# My Diamond Willow Instructional Website



## Tom Gustafson (Apr 14, 2016)

Hey All,

It's been a while since I've checked in, but I'm back! I have been busy learning about the wonders of diamond willow walking sticks and more. I've made a website in which I go through the process of making a walking stick - from finding and harvesting to sanding and varnishing. I also have videos in which I demonstrate the various stages. It's a work in progress and I have more plans, but it's got enough information to be quite useful.

Since so there are so many years of experience on this forum, I'd be grateful if any of you have the chance to check out my site. I'd really appreciate your ideas, feedback, suggestions, etc. If you have your own preferred methods, I am always wanting to learn more, so tell me about them!

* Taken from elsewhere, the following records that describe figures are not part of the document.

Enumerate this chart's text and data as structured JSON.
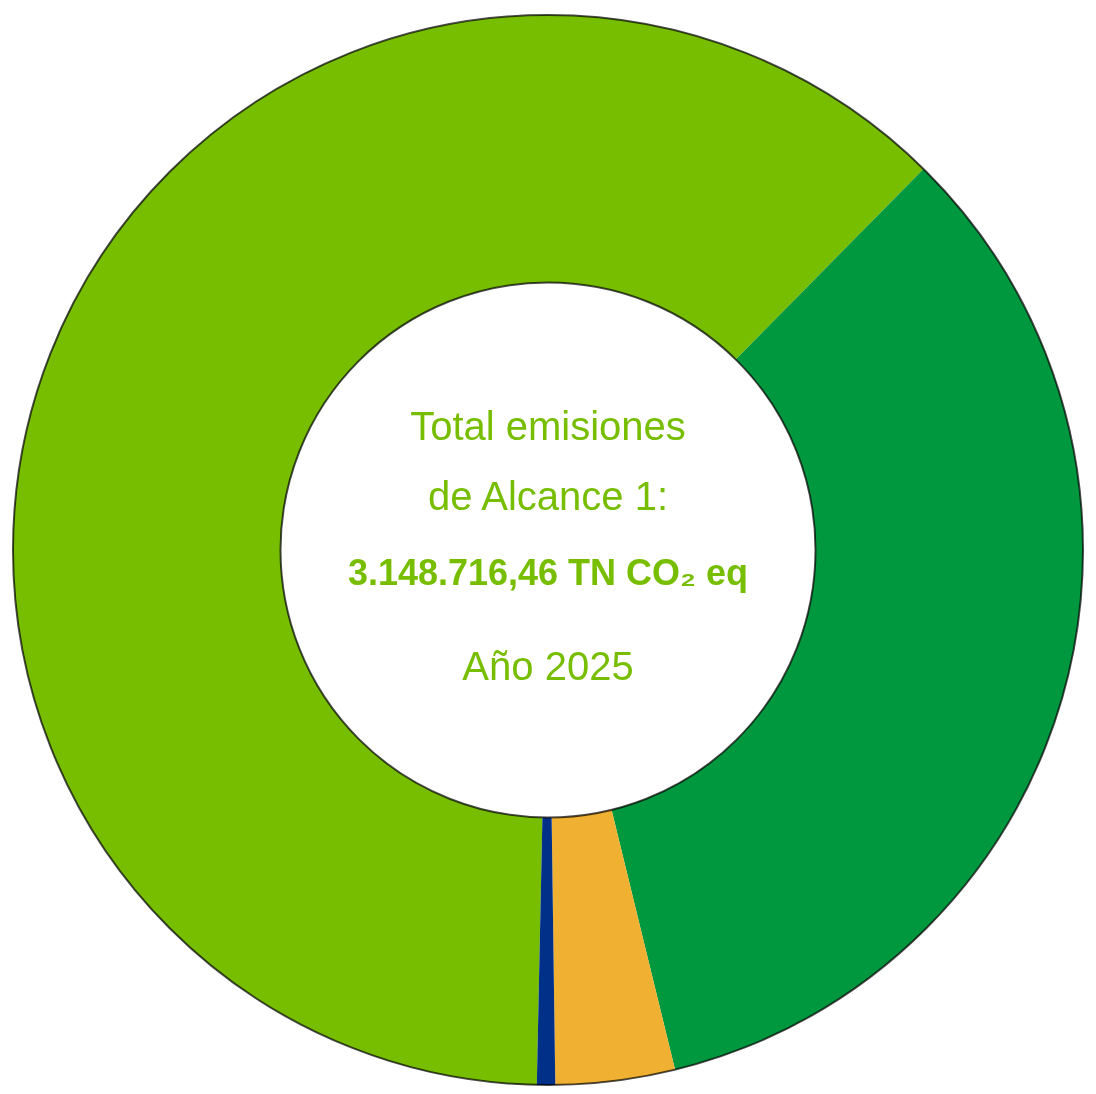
{
  "chart_data": {
    "type": "donut",
    "categories": [
      null,
      null,
      null,
      null
    ],
    "values": [
      62.05,
      33.8,
      3.6,
      0.55
    ],
    "colors": [
      "#78be00",
      "#00983f",
      "#f0b032",
      "#003087"
    ],
    "annotations": [
      "Total emisiones",
      "de Alcance 1:",
      "3.148.716,46 TN CO₂ eq",
      "Año 2025"
    ]
  }
}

I also teach classes at our local folk school. I have another one on Wednesday. It's great fun teaching people how to hunt, harvest, and finish diamond willow!

I have attached images of a couple diamond willow sticks that I recently finished. I don't carve on them. I just clean them up and let Mother Nature do the talking.

Here's my website:

https://tomswillowcraft.com

Thanks!


----------



## Rodney (Jun 12, 2015)

Your site looks good to me Tom.

Good looking stick too.

I checked the range map. It does show Bebb willow growing here. I still haven't found any diamond willow though.

Rodney


----------



## Tom Gustafson (Apr 14, 2016)

Rodney,

Do you have manzanita? I recently got some from a contact in CA. I hear it's helping to fuel the CA wildfires.


----------



## Rodney (Jun 12, 2015)

No. I think we're a little too far north.

Rodney


----------